L'evento - organizzato dalla Comunità di Sant'Egidio, dalla diocesi di Assisi-Nocera Umbra-Gualdo Tadino e dalle Famiglie Francescane a trent'anni dallo storico incontro voluto da San Giovanni Paolo II - riunisce 511 leader delle religioni mondiali, esponenti del mondo della cultura credenti e non. Uniti da una comune "sete di pace". E dalla volontà di edificarla. Il Centrafrica, che su tale impegno sta costruendo il suo futuro, dunque, non poteva mancare. «Lakuanga è la dimostrazione che possiamo farcela. Là, islamici hanno cominciato a riparare la moschea. E i cristiani hanno voluto dare loro una mano. Altrove è accaduto il contrario: i musulmani stanno contribuendo alla riedificazione delle chiese. Ci sono decine di casi.

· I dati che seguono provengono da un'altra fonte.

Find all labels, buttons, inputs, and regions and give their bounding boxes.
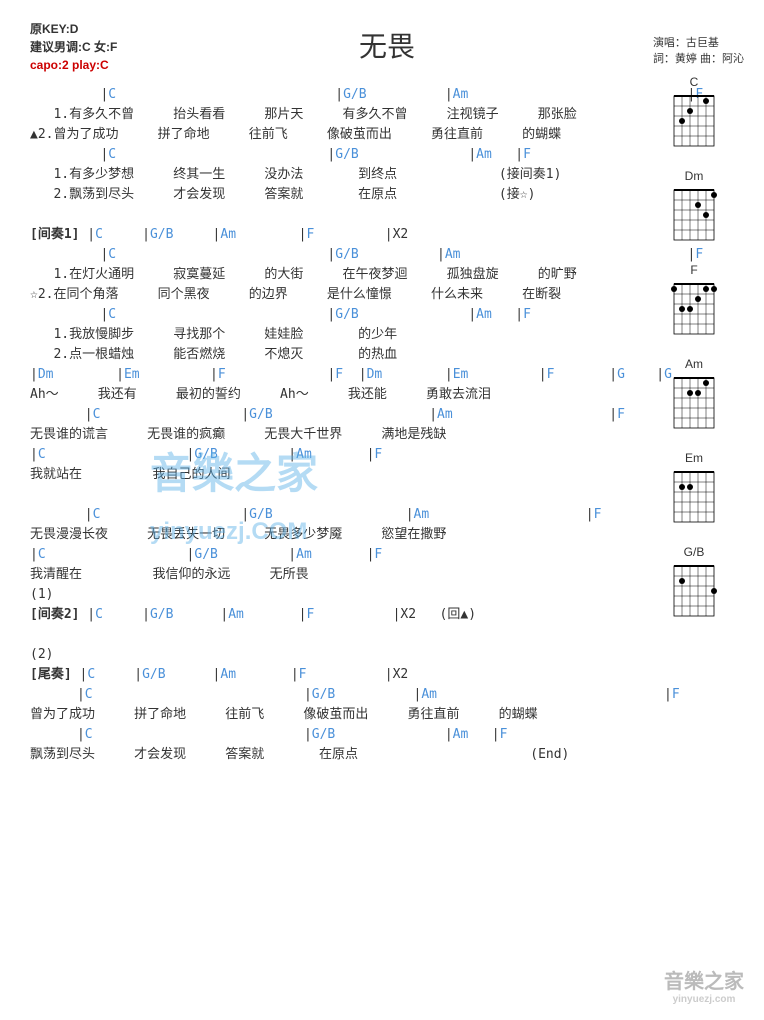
lyric-line: 1.有多少梦想 终其一生 没办法 到终点 (接间奏1) bbox=[30, 165, 620, 185]
lyric-line: |C |G/B |Am |F bbox=[30, 725, 620, 745]
chord-name: G/B bbox=[654, 545, 734, 559]
lyric-line: ☆2.在同个角落 同个黑夜 的边界 是什么憧憬 什么未来 在断裂 bbox=[30, 285, 620, 305]
lyric-line: (1) bbox=[30, 585, 620, 605]
lyric-line: |C |G/B |Am |F bbox=[30, 545, 620, 565]
lyric-line: 无畏漫漫长夜 无畏丢失一切 无畏多少梦魇 慾望在撒野 bbox=[30, 525, 620, 545]
original-key: 原KEY:D bbox=[30, 20, 117, 38]
lyric-line: |C |G/B |Am |F bbox=[30, 145, 620, 165]
chord-diagram-Dm: Dm bbox=[654, 169, 734, 248]
lyric-line: 2.飘荡到尽头 才会发现 答案就 在原点 (接☆) bbox=[30, 185, 620, 205]
song-title: 无畏 bbox=[30, 20, 744, 65]
lyric-line bbox=[30, 625, 620, 645]
chord-name: F bbox=[654, 263, 734, 277]
lyric-line bbox=[30, 205, 620, 225]
fretboard-icon bbox=[669, 373, 719, 433]
lyric-line: |C |G/B |Am |F bbox=[30, 305, 620, 325]
footer-watermark: 音樂之家 yinyuezj.com bbox=[664, 965, 744, 1005]
lyric-line: 2.点一根蜡烛 能否燃烧 不熄灭 的热血 bbox=[30, 345, 620, 365]
chord-name: Dm bbox=[654, 169, 734, 183]
lyric-line bbox=[30, 485, 620, 505]
lyric-line: [尾奏] |C |G/B |Am |F |X2 bbox=[30, 665, 620, 685]
lyric-line: 曾为了成功 拼了命地 往前飞 像破茧而出 勇往直前 的蝴蝶 bbox=[30, 705, 620, 725]
lyric-line: |C |G/B |Am |F bbox=[30, 405, 620, 425]
chord-diagram-Em: Em bbox=[654, 451, 734, 530]
header: 原KEY:D 建议男调:C 女:F capo:2 play:C 无畏 演唱：古巨… bbox=[30, 20, 744, 65]
fretboard-icon bbox=[669, 279, 719, 339]
key-suggestion: 建议男调:C 女:F bbox=[30, 38, 117, 56]
lyrics-content: |C |G/B |Am |F 1.有多久不曾 抬头看看 那片天 有多久不曾 注视… bbox=[30, 85, 620, 765]
fretboard-icon bbox=[669, 467, 719, 527]
lyric-line: 1.在灯火通明 寂寞蔓延 的大街 在午夜梦迴 孤独盘旋 的旷野 bbox=[30, 265, 620, 285]
chord-name: Em bbox=[654, 451, 734, 465]
lyric-line: (2) bbox=[30, 645, 620, 665]
lyric-line: 1.我放慢脚步 寻找那个 娃娃脸 的少年 bbox=[30, 325, 620, 345]
capo-info: capo:2 play:C bbox=[30, 56, 117, 74]
lyric-line: 1.有多久不曾 抬头看看 那片天 有多久不曾 注视镜子 那张脸 bbox=[30, 105, 620, 125]
key-info: 原KEY:D 建议男调:C 女:F capo:2 play:C bbox=[30, 20, 117, 74]
fretboard-icon bbox=[669, 561, 719, 621]
lyric-line: |Dm |Em |F |F |Dm |Em |F |G |G bbox=[30, 365, 620, 385]
lyric-line: [间奏1] |C |G/B |Am |F |X2 bbox=[30, 225, 620, 245]
fretboard-icon bbox=[669, 91, 719, 151]
chord-diagram-F: F bbox=[654, 263, 734, 342]
lyric-line: |C |G/B |Am |F bbox=[30, 245, 620, 265]
lyric-line: |C |G/B |Am |F bbox=[30, 505, 620, 525]
lyric-line: 我清醒在 我信仰的永远 无所畏 bbox=[30, 565, 620, 585]
lyric-line: 飘荡到尽头 才会发现 答案就 在原点 (End) bbox=[30, 745, 620, 765]
lyric-line: 无畏谁的谎言 无畏谁的疯癫 无畏大千世界 满地是残缺 bbox=[30, 425, 620, 445]
chord-diagram-Am: Am bbox=[654, 357, 734, 436]
song-meta: 演唱：古巨基 詞：黄婷 曲：阿沁 bbox=[653, 35, 744, 67]
lyric-line: ▲2.曾为了成功 拼了命地 往前飞 像破茧而出 勇往直前 的蝴蝶 bbox=[30, 125, 620, 145]
chord-name: Am bbox=[654, 357, 734, 371]
chord-diagram-C: C bbox=[654, 75, 734, 154]
chord-name: C bbox=[654, 75, 734, 89]
lyric-line: 我就站在 我自己的人间 bbox=[30, 465, 620, 485]
lyric-line: |C |G/B |Am |F bbox=[30, 685, 620, 705]
chord-diagram-G-B: G/B bbox=[654, 545, 734, 624]
chord-diagrams-column: C Dm F Am Em G/B bbox=[654, 75, 734, 639]
credits: 詞：黄婷 曲：阿沁 bbox=[653, 51, 744, 67]
chord-sheet: 原KEY:D 建议男调:C 女:F capo:2 play:C 无畏 演唱：古巨… bbox=[0, 0, 764, 1020]
lyric-line: |C |G/B |Am |F bbox=[30, 445, 620, 465]
fretboard-icon bbox=[669, 185, 719, 245]
singer: 演唱：古巨基 bbox=[653, 35, 744, 51]
lyric-line: Ah～ 我还有 最初的誓约 Ah～ 我还能 勇敢去流泪 bbox=[30, 385, 620, 405]
lyric-line: |C |G/B |Am |F bbox=[30, 85, 620, 105]
lyric-line: [间奏2] |C |G/B |Am |F |X2 (回▲) bbox=[30, 605, 620, 625]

Sono questi i segni più autentici della ricostruzione nazionale.
«Perché -prosegue Touadera - dove c'è un luogo di culto si può pregare e dove si prega sboccia la pace».

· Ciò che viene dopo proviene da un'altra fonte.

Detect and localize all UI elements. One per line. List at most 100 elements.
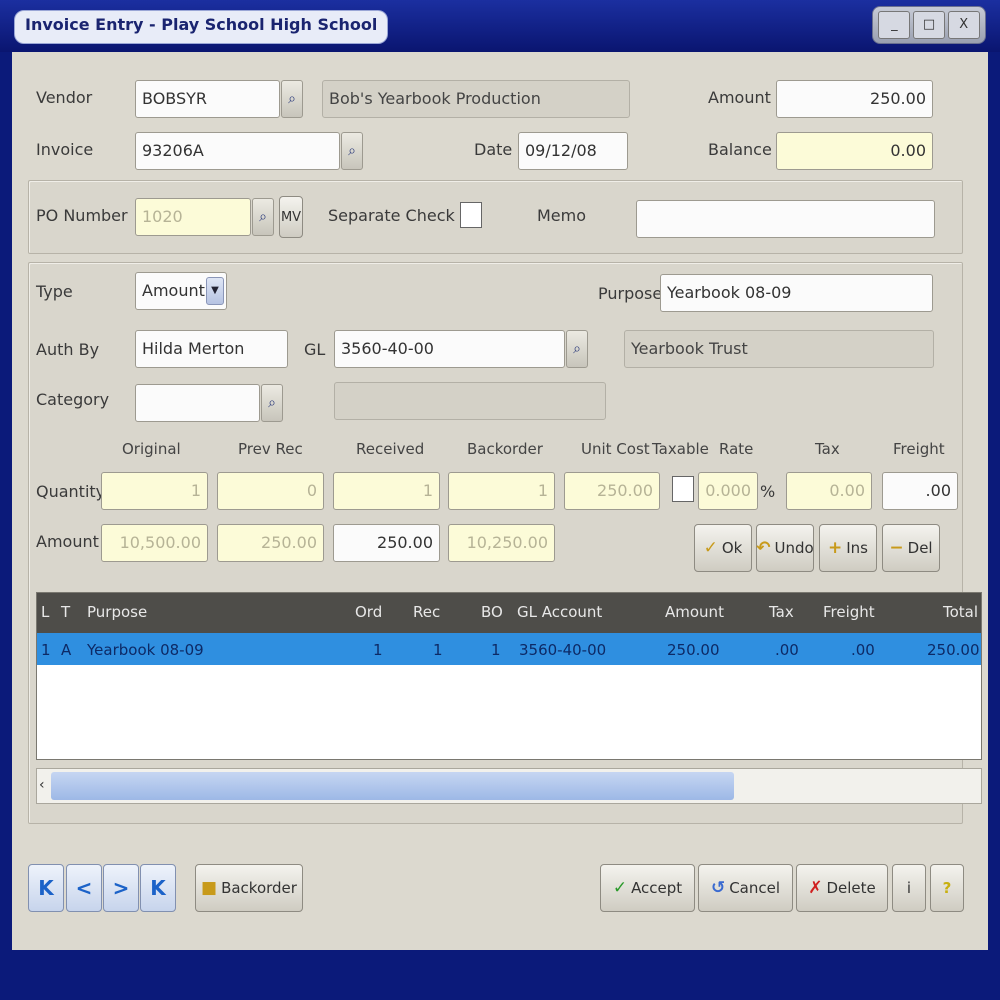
purpose-field[interactable]: Yearbook 08-09	[660, 274, 933, 312]
purpose-label: Purpose	[598, 284, 663, 303]
grid-header-tax[interactable]: Tax	[769, 603, 794, 621]
amount-received[interactable]: 250.00	[333, 524, 440, 562]
col-taxable: Taxable	[652, 440, 709, 458]
gl-field[interactable]: 3560-40-00	[334, 330, 565, 368]
col-unit-cost: Unit Cost	[581, 440, 650, 458]
next-record-icon: >	[112, 876, 130, 900]
vendor-label: Vendor	[36, 88, 93, 107]
first-record-icon: K	[38, 876, 54, 900]
grid-header-t[interactable]: T	[61, 603, 70, 621]
check-icon: ✓	[703, 538, 718, 558]
vendor-field[interactable]: BOBSYR	[135, 80, 280, 118]
grid-header-freight[interactable]: Freight	[823, 603, 875, 621]
mv-button-label: MV	[280, 209, 302, 225]
gl-description-field: Yearbook Trust	[624, 330, 934, 368]
invoice-label: Invoice	[36, 140, 94, 159]
quantity-label: Quantity	[36, 482, 106, 501]
grid-header-bo[interactable]: BO	[481, 603, 503, 621]
scrollbar-thumb[interactable]	[51, 772, 734, 800]
vendor-lookup-icon[interactable]: ⌕	[281, 80, 303, 118]
row-ord: 1	[373, 641, 383, 659]
po-lookup-icon[interactable]: ⌕	[252, 198, 274, 236]
mv-button[interactable]: MV	[279, 196, 303, 238]
amount-field[interactable]: 250.00	[776, 80, 933, 118]
table-row[interactable]: 1 A Yearbook 08-09 1 1 1 3560-40-00 250.…	[37, 633, 981, 665]
chevron-down-icon[interactable]: ▼	[206, 277, 224, 305]
category-field[interactable]	[135, 384, 260, 422]
help-button[interactable]: ?	[930, 864, 964, 912]
help-icon: ?	[942, 879, 952, 897]
separate-check-checkbox[interactable]	[460, 202, 482, 228]
cancel-button-label: Cancel	[729, 879, 781, 897]
quantity-prev-rec: 0	[217, 472, 324, 510]
first-record-button[interactable]: K	[28, 864, 64, 912]
date-label: Date	[474, 140, 513, 159]
grid-header-amount[interactable]: Amount	[665, 603, 724, 621]
maximize-button[interactable]: □	[912, 11, 945, 39]
invoice-field[interactable]: 93206A	[135, 132, 340, 170]
category-lookup-icon[interactable]: ⌕	[261, 384, 283, 422]
window-bottom-border	[0, 950, 1000, 1000]
info-button[interactable]: i	[892, 864, 926, 912]
memo-label: Memo	[537, 206, 587, 225]
quantity-received[interactable]: 1	[333, 472, 440, 510]
insert-icon: +	[828, 538, 843, 558]
close-button[interactable]: X	[947, 11, 980, 39]
delete-icon: −	[889, 538, 904, 558]
scroll-left-icon[interactable]: ‹	[39, 777, 45, 793]
check-icon: ✓	[612, 878, 628, 898]
row-rec: 1	[433, 641, 443, 659]
amount-row-label: Amount	[36, 532, 99, 551]
grid-header-l[interactable]: L	[41, 603, 49, 621]
undo-button[interactable]: ↶ Undo	[756, 524, 814, 572]
last-record-icon: K	[150, 876, 166, 900]
delete-button-label: Delete	[826, 879, 876, 897]
x-icon: ✗	[808, 878, 823, 898]
grid-header: L T Purpose Ord Rec BO GL Account Amount…	[37, 593, 981, 633]
cancel-button[interactable]: ↺ Cancel	[698, 864, 793, 912]
row-tax: .00	[775, 641, 799, 659]
memo-field[interactable]	[636, 200, 935, 238]
grid-header-gl-account[interactable]: GL Account	[517, 603, 602, 621]
insert-button[interactable]: + Ins	[819, 524, 877, 572]
invoice-lookup-icon[interactable]: ⌕	[341, 132, 363, 170]
backorder-button[interactable]: ■ Backorder	[195, 864, 303, 912]
delete-button[interactable]: ✗ Delete	[796, 864, 888, 912]
last-record-button[interactable]: K	[140, 864, 176, 912]
row-bo: 1	[491, 641, 501, 659]
minimize-button[interactable]: _	[878, 11, 911, 39]
undo-icon: ↶	[756, 538, 771, 558]
ok-button[interactable]: ✓ Ok	[694, 524, 752, 572]
info-icon: i	[906, 879, 912, 897]
delete-line-button-label: Del	[907, 539, 933, 557]
accept-button[interactable]: ✓ Accept	[600, 864, 695, 912]
quantity-backorder: 1	[448, 472, 555, 510]
grid-header-purpose[interactable]: Purpose	[87, 603, 147, 621]
grid-header-total[interactable]: Total	[943, 603, 978, 621]
row-purpose: Yearbook 08-09	[87, 641, 204, 659]
category-label: Category	[36, 390, 110, 409]
gl-label: GL	[304, 340, 326, 359]
delete-line-button[interactable]: − Del	[882, 524, 940, 572]
col-original: Original	[122, 440, 181, 458]
freight-field[interactable]: .00	[882, 472, 958, 510]
next-record-button[interactable]: >	[103, 864, 139, 912]
window-title: Invoice Entry - Play School High School	[14, 10, 389, 44]
amount-label: Amount	[708, 88, 771, 107]
type-select-value: Amount	[142, 281, 205, 300]
window-controls: _ □ X	[872, 6, 986, 44]
previous-record-button[interactable]: <	[66, 864, 102, 912]
grid-header-ord[interactable]: Ord	[355, 603, 382, 621]
taxable-checkbox[interactable]	[672, 476, 694, 502]
auth-by-field[interactable]: Hilda Merton	[135, 330, 288, 368]
gl-lookup-icon[interactable]: ⌕	[566, 330, 588, 368]
po-number-field[interactable]: 1020	[135, 198, 251, 236]
auth-by-label: Auth By	[36, 340, 100, 359]
row-amount: 250.00	[667, 641, 720, 659]
rate-field: 0.000	[698, 472, 758, 510]
type-select[interactable]: Amount ▼	[135, 272, 227, 310]
date-field[interactable]: 09/12/08	[518, 132, 628, 170]
accept-button-label: Accept	[631, 879, 683, 897]
grid-header-rec[interactable]: Rec	[413, 603, 440, 621]
horizontal-scrollbar[interactable]: ‹	[36, 768, 982, 804]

Con questo spirito, papa Francesco ha scelto di visitare la nazione, il 29 novembre scorso. Nella capitale, il Pontefice ha spalancato la Porta Santa, anticipando l'inizio dell'Anno della Misericordia. «Con il suo gesto forte, la sua presenza, la scelta di incontrare i giovani islamici nella grande moschea, il Papa ha demistificato l'inganno di quanti volevano strumentalizzare la religione per giustificare la violenza. Il viaggio di Francesco ha segnato uno spartiacque tra la guerra e un futuro di riconciliazione possibile», sottolinea il presidente. Certo, la pace in Centrafrica è ancora fragile. «Abbiamo necessità del sostegno internazionale. Durante il conflitto, in tanti - in primis Sant'Egidio il cui aiuto, nel pieno della bufera, è stato fondamentale - ci sono stati accanto. Ora è importante che il mondo non ci lasci soli».
La cooperazione - pubblica e privata- gioca un ruolo cruciale nel sostenere la stabilizzazione. Non a caso, il presidente ha voluto incontrare ad Assisi l'associazione "Amici per il Centrafrica - Carla Pagani", impegnata nel Paese dal 2001 con progetti sanitari e educativi. E ha ringraziato l'Italia. «La scelta di aprire, ad ottobre, per la prima volta, un ufficio di cooperazione a Bangui è un segnale di speranza».